In 2008, Planells returned to the United States after serving as head coach of the Ryukyu Golden Kings, an expansion team that is a part of the BJ League (Basketball Japan). For the 2006–07 season, he served as the head basketball coach for The Hollywood Fame, a team that participated in the American Basketball Association (ABA).

In 2005, Planells was named the first head coach of the Wyoming Golden Eagles out of the All-American Professional Basketball League. At that time, the 28-year-old was the youngest professional basketball coach in the country.

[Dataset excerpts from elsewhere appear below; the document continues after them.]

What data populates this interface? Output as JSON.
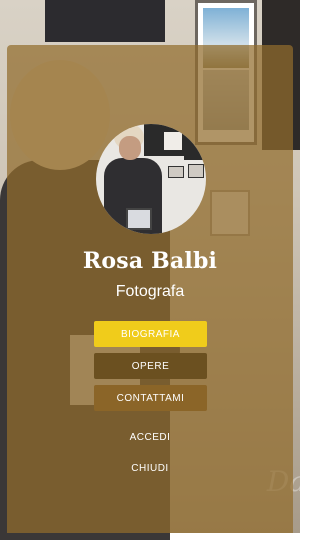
{
  "profile": {
    "name": "Rosa Balbi",
    "role": "Fotografa"
  },
  "menu": {
    "biografia": "BIOGRAFIA",
    "opere": "OPERE",
    "contattami": "CONTATTAMI",
    "accedi": "ACCEDI",
    "chiudi": "CHIUDI"
  },
  "colors": {
    "overlay": "#916c2d",
    "button_primary": "#f0cc1b",
    "button_dark": "#6b5020",
    "button_mid": "#8b6528",
    "text": "#ffffff"
  }
}
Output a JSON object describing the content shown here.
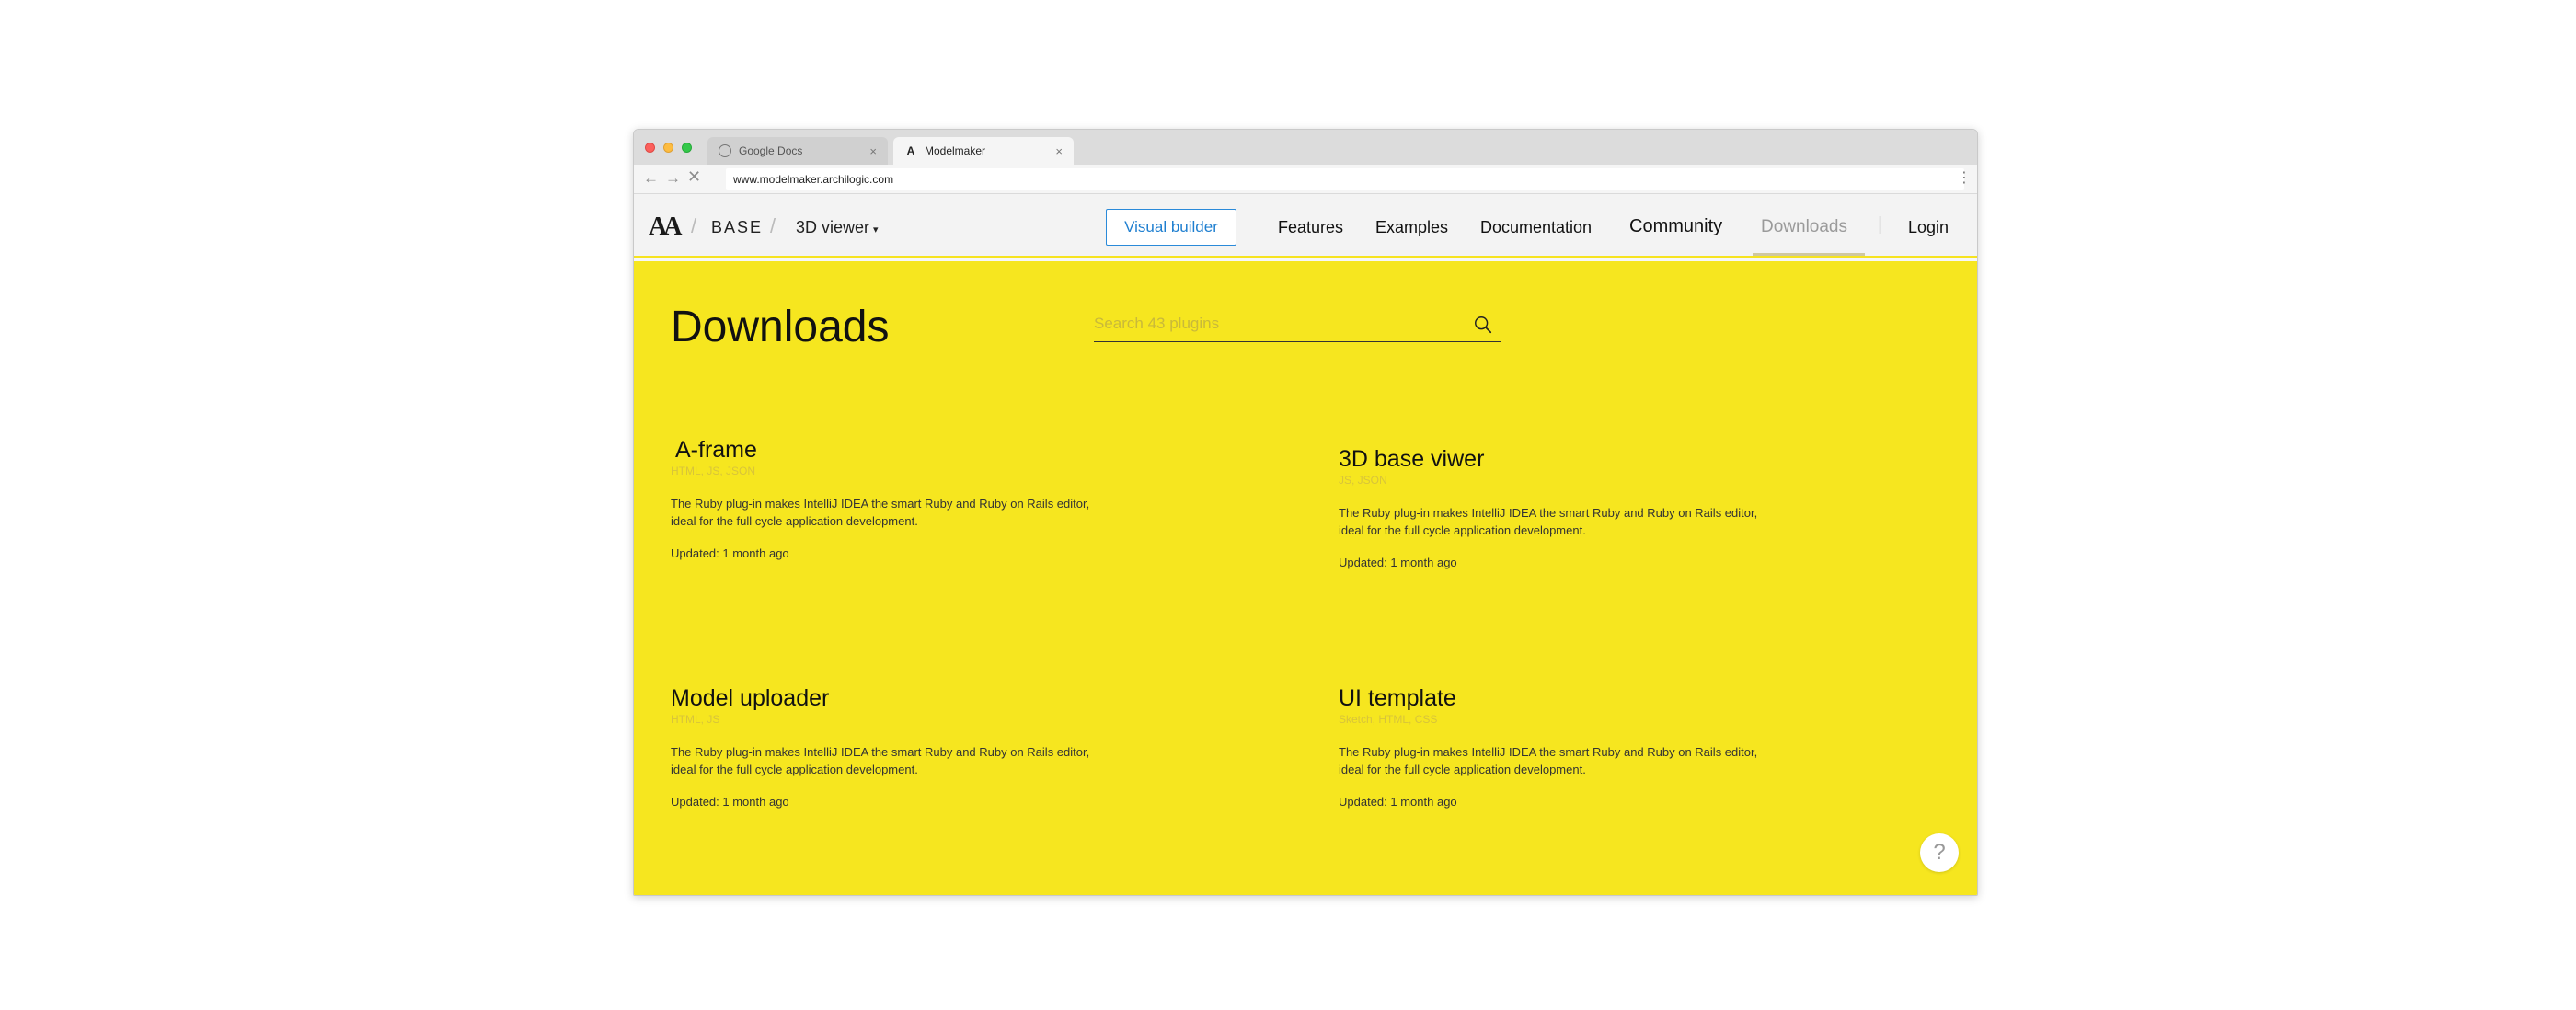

In 2020, Planells was named head coach of the women's basketball team for William Jessup University.

===Slamball coaching record===

| Team | Year | Regular season |  |  |  | Postseason |  |  |  |
| Won | Lost | Win % | Finish | Won | Lost | Result |
| Bouncers | 2002 | 5 | 4 | .556 | 3rd | 0 | 1 | Lost in semi-finals |
| Bouncers | 2003 | 4 | 6 | .400 | 6th | – | – | Did not qualify |
| Total |  | 9 | 10 | .474 | - | 0 | 1 | - |

===Head coaching record in Japan===

| Team | Year | G | W | L | W–L% | Finish | PG | PW | PL | PW–L% | Result |
|---|---|---|---|---|---|---|---|---|---|---|---|
| Ryukyu Golden Kings | 2007-08 | 44 | 10 | 34 | .227 | 5th in Western | - | - | - | – | - |

== Film credits ==
In 2006 Planells teamed up with Radiant Pictures and choreographed a Japanese basketball commercial featuring Japanese Basketball superstar Yuta Tabuse for Nissay Insurance.
- Planells has also choreographed the basketball scenes and trained the actors in "Coach Carter" starring Samuel L. Jackson.
- Choreographed the basketball scenes and trained the actors in "The Longest Yard" starring Adam Sandler.
- Choreographed the basketball scenes and trained the actors in "Rebound" starring Martin Lawrence.
- Choreographed the basketball scenes and trained the actors in "Spider-Man 3" starring Tobey Maguire.
- Choreographed the basketball scenes and trained the actors in "License to Wed" starring Robin Williams.
- Choreographed the basketball scenes and trained the actors in Semi-Pro starring Will Ferrell.